Pilot usłyszał zarzuty
Policjanci znaleźli obu mężczyzn. Jak się okazało, pilot jest jednocześnie właścicielem wiatrakowca. Obu podróżujących wiatrakowcem zatrzymano. Pilot usłyszał zarzuty sprowadzenia bezpośredniego niebezpieczeństwa komunikacyjnego w ruchu lądowym, wodnym lub powietrznym oraz prowadzenia pojazdu mechanicznego w stanie nietrzeźwości. Grozi mu od trzech miesięcy do ośmiu lat pozbawienia wolności.

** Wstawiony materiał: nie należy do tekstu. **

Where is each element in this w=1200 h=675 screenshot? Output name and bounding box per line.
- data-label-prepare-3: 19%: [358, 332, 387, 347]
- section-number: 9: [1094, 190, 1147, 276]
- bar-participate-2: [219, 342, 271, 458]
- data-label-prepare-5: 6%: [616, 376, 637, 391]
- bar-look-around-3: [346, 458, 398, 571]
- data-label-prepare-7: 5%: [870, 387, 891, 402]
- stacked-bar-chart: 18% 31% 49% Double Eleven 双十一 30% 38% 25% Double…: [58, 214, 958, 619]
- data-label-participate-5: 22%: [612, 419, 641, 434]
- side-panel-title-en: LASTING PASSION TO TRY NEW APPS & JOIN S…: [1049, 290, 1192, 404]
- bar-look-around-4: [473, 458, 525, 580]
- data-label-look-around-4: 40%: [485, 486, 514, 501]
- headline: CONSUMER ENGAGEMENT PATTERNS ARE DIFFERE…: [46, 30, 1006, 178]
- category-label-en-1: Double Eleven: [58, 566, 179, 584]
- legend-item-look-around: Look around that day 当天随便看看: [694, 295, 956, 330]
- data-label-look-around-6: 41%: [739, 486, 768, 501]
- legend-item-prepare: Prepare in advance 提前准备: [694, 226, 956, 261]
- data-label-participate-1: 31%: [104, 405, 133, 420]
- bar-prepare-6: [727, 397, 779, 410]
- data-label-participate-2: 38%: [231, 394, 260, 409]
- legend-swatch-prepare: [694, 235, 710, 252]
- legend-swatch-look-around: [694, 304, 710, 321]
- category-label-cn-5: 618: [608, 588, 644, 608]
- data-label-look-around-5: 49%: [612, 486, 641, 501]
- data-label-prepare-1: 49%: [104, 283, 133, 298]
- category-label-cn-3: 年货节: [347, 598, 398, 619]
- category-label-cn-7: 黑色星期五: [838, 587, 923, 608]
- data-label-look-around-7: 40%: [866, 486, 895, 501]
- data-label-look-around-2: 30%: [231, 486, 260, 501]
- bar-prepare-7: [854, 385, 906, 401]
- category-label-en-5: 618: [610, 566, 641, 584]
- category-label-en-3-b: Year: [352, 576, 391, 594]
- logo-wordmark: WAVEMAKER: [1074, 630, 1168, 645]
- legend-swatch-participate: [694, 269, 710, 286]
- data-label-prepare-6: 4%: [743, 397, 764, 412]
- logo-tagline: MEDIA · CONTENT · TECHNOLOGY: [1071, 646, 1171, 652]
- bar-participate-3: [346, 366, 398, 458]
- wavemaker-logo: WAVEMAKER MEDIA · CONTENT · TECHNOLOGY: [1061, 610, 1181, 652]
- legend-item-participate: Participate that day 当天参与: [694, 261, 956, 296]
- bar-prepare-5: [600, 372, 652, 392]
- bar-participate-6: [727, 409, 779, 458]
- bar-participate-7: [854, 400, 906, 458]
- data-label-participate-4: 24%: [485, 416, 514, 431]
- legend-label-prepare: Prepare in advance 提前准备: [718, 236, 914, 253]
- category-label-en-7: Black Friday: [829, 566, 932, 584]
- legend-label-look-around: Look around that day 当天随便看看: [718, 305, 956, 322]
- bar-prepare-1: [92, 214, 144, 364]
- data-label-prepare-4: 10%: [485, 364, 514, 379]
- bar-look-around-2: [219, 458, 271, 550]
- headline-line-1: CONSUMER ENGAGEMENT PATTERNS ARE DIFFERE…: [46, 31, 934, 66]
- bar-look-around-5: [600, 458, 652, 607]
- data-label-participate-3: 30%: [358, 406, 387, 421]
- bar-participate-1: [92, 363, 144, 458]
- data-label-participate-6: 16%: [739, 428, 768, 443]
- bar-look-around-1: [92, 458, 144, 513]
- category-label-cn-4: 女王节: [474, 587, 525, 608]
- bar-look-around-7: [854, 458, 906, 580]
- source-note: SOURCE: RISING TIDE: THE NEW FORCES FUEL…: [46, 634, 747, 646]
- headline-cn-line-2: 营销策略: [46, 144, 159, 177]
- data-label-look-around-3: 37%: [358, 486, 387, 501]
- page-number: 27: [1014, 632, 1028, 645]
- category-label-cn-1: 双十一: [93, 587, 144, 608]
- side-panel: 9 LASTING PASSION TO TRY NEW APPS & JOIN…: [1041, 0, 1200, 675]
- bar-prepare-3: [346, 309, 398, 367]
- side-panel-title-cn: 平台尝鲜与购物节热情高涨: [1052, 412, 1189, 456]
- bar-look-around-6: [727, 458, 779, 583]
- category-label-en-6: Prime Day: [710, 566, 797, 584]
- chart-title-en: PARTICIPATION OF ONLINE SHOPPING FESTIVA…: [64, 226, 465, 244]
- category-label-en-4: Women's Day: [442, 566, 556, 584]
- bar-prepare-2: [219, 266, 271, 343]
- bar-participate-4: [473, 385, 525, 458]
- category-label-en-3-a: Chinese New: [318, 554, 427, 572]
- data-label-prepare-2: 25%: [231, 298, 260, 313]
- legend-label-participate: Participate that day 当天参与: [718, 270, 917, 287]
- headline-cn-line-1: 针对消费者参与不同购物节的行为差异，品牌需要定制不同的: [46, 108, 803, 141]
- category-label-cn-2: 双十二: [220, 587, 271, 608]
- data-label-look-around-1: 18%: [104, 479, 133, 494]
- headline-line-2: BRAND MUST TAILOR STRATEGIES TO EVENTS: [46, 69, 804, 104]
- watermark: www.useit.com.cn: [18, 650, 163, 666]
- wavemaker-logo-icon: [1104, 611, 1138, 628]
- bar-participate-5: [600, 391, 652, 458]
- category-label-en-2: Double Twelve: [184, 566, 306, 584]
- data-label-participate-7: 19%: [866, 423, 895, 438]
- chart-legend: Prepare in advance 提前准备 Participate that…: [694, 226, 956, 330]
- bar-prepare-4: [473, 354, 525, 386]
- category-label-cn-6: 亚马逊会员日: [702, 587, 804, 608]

Wiatrakowce to statki powietrzne, które swoim wyglądem przypominają śmigłowce. Są od nich jednak mniejsze, prostsze w budowie i tańsze. Inaczej niż w helikopterach, główny wirnik nie jest napędzany silnikiem, a wykorzystuje efekt autorotacji. Wiatrakowce nie są w stanie unieść się w miejscu i podobnie do samolotów potrzebują rozbiegu, aby wprawić wirnik w rotację.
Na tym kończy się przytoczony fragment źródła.